S202: the first recognition system may determine a plurality of sub-images corresponding to the target image, wherein each sub-image may include at least one object.

After the first recognition system obtains the target image, a plurality of sub-images corresponding to the target image can be further determined. Each sub-image may be a part of the target image, and each sub-image may include at least one object, and accordingly, when the target image includes sensitive information composed of a plurality of objects, respective components of the sensitive information may be respectively located in different sub-images.

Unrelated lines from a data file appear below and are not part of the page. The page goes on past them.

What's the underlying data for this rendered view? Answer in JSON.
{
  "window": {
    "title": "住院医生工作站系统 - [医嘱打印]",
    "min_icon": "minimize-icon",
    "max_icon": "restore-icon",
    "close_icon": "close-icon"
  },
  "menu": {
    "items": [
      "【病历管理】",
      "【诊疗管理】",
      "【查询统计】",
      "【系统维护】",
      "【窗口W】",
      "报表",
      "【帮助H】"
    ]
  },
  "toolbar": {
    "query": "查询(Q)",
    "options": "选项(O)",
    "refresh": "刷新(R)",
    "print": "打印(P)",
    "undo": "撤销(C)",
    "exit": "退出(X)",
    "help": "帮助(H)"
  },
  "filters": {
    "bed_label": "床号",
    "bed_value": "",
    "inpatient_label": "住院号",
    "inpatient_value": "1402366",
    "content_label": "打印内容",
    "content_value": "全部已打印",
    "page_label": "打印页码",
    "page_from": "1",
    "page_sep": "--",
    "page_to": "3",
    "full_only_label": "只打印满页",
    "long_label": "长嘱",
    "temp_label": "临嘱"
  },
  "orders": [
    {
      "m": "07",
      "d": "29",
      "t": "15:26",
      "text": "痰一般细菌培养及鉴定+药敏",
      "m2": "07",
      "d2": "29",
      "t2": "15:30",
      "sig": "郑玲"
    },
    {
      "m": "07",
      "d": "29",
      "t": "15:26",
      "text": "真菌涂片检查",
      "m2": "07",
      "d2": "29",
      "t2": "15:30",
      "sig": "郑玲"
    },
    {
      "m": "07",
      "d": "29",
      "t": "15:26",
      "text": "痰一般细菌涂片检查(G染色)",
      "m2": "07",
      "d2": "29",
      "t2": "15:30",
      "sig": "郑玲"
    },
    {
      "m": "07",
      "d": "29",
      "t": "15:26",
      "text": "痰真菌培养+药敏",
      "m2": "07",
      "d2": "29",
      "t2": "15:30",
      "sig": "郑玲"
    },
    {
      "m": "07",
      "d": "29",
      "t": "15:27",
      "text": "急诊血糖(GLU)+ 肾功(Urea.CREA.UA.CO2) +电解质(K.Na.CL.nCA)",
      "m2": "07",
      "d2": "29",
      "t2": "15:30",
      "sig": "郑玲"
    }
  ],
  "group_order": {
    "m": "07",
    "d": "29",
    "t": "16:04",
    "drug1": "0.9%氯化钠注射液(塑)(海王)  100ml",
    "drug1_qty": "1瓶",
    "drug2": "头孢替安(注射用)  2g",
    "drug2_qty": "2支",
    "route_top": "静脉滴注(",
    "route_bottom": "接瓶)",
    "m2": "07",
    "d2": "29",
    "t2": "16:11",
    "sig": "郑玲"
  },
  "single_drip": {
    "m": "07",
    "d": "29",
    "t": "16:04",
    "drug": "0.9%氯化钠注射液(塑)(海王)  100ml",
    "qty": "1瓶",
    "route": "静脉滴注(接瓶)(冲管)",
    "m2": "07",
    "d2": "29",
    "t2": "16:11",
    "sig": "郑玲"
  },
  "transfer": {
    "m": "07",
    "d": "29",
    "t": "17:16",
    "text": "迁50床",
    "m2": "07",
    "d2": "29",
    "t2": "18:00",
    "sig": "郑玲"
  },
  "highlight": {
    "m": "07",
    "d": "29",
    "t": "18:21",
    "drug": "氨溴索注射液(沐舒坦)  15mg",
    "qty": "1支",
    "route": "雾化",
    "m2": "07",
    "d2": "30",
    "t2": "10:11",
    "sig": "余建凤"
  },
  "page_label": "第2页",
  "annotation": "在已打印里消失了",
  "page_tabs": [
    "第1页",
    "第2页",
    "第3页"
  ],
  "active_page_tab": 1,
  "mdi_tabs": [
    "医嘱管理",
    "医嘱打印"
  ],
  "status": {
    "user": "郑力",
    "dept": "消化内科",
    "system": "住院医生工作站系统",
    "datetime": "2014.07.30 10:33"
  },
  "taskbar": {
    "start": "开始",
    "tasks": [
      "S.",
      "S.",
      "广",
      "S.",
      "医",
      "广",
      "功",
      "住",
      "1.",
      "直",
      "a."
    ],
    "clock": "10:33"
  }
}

In a possible embodiment, the first recognition system may first acquire pixel positions of a plurality of objects on the target image, and crop the target image according to the pixel position of each object on the target image, so as to obtain a plurality of sub-images. For example, the pixel position of the object on the target image may be, for example, the coordinate of a central pixel point of the object on the target image, so that the first identification system may determine, according to the coordinate of the central pixel point, that pixel points within a certain pixel range from the central pixel point all belong to pixel points of the object on the target image, so as to obtain a pixel region of the image of the object on the target image; alternatively, the pixel position may be a vertex position of the image of the object on the target image, as shown in fig. 3, each row may represent a rectangular frame position of the image of the object on the target image, and sequentially represents an abscissa (e.g., 32, 203, etc. in fig. 3), an ordinate (e.g., 162, 124, etc. in fig. 3) of an upper left corner of the rectangular frame, and an abscissa (e.g., 165, 379, etc. in fig. 3), an ordinate (e.g., 182, 168, etc. in fig. 3) of a lower right corner of the rectangular frame. Of course, the pixel position may also be expressed in other forms, and this embodiment does not limit this. Then, the first recognition system may crop the target image according to the pixel position of each object on the target image, so as to obtain a plurality of sub-images corresponding to the target image.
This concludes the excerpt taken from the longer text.